Cançonièr didn’t invent “choreomania.” The term refers to a still somewhat mysterious phenomenon first notably recorded in 1518 in Strasbourg, Germany, when an old lady named Frau Troffea started dancing spasmodically in the street for hours before napping and starting again, garnering followers and instigating a veritable citywide medieval flash mob.

“It’s a recognized condition,” Rayborn says. “There have been medical instances of people dancing spontaneously, particularly in non-Western countries. It is unusual, though.”

The Cançonièr program journeys from the 11th century into the early Renaissance, and crisscrosses Europe. Sacred and secular music from Saxony, France, Italy, Wales and the Low Countries are on the bill.

Flagellant songs come from the mid-1300s, when religious penitents walked through villages whipping themselves until they bled. The processions gained prominence during Europe’s Black Plague outbreaks. (The head-smacking-with-planks Pie Jesu scene from “Monty Python and the Holy Grail” parodies the movement.)

But the music itself isn’t necessarily dreary, and many tunes in the program, like the Italian tarantellas, are secular, and were created for dancing.

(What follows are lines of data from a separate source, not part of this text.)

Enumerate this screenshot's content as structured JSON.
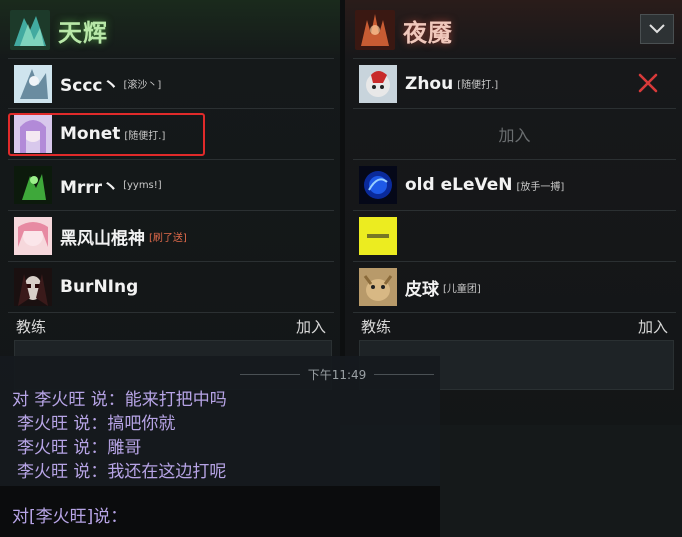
{
  "radiant": {
    "name": "天辉",
    "players": [
      {
        "name": "Sccc丶",
        "tag": "[滚沙丶]",
        "tag_color": "normal"
      },
      {
        "name": "Monet",
        "tag": "[随便打.]",
        "tag_color": "normal"
      },
      {
        "name": "Mrrr丶",
        "tag": "[yyms!]",
        "tag_color": "normal"
      },
      {
        "name": "黑风山棍神",
        "tag": "[刷了送]",
        "tag_color": "red"
      },
      {
        "name": "BurNIng",
        "tag": "",
        "tag_color": "normal"
      }
    ],
    "coach_label": "教练",
    "coach_join": "加入"
  },
  "dire": {
    "name": "夜魇",
    "players": [
      {
        "name": "Zhou",
        "tag": "[随便打.]"
      },
      {
        "empty_join": "加入"
      },
      {
        "name": "old eLeVeN",
        "tag": "[放手一搏]"
      },
      {
        "name": "",
        "tag": ""
      },
      {
        "name": "皮球",
        "tag": "[儿童团]"
      }
    ],
    "coach_label": "教练",
    "coach_join": "加入"
  },
  "chat": {
    "time": "下午11:49",
    "lines": [
      "对 李火旺 说：能来打把中吗",
      "李火旺 说：搞吧你就",
      "李火旺 说：雕哥",
      "李火旺 说：我还在这边打呢"
    ],
    "input_prefix": "对[李火旺]说："
  },
  "colors": {
    "highlight_box": "#e02a2a",
    "chat_text": "#b7a4e6",
    "kick_x": "#d83a3a"
  },
  "icons": [
    "radiant-team-icon",
    "dire-team-icon",
    "chevron-down-icon",
    "close-icon"
  ]
}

“People often associate medieval music with Gregorian chants, but there can be a lot of beauty and complexity in it, and people are surprised when they hear the melody and the liveliness,” Rayborn says.

The program — loaded with humor, anecdotes and history tidbits — also offers listeners the chance to hear early string instruments like the vielle, citole and psaltery, numerous pipes and drums, and the dulce melos, an early keyboard.

“This was popular music made for a purpose,” Rayborn says. “It’s not snooty, high-end. These are popular dances that were enjoyed by regular people. There are a lot of catchy melodies that people can hook into ... I think people should give it a shot, they may be pleasantly surprised.”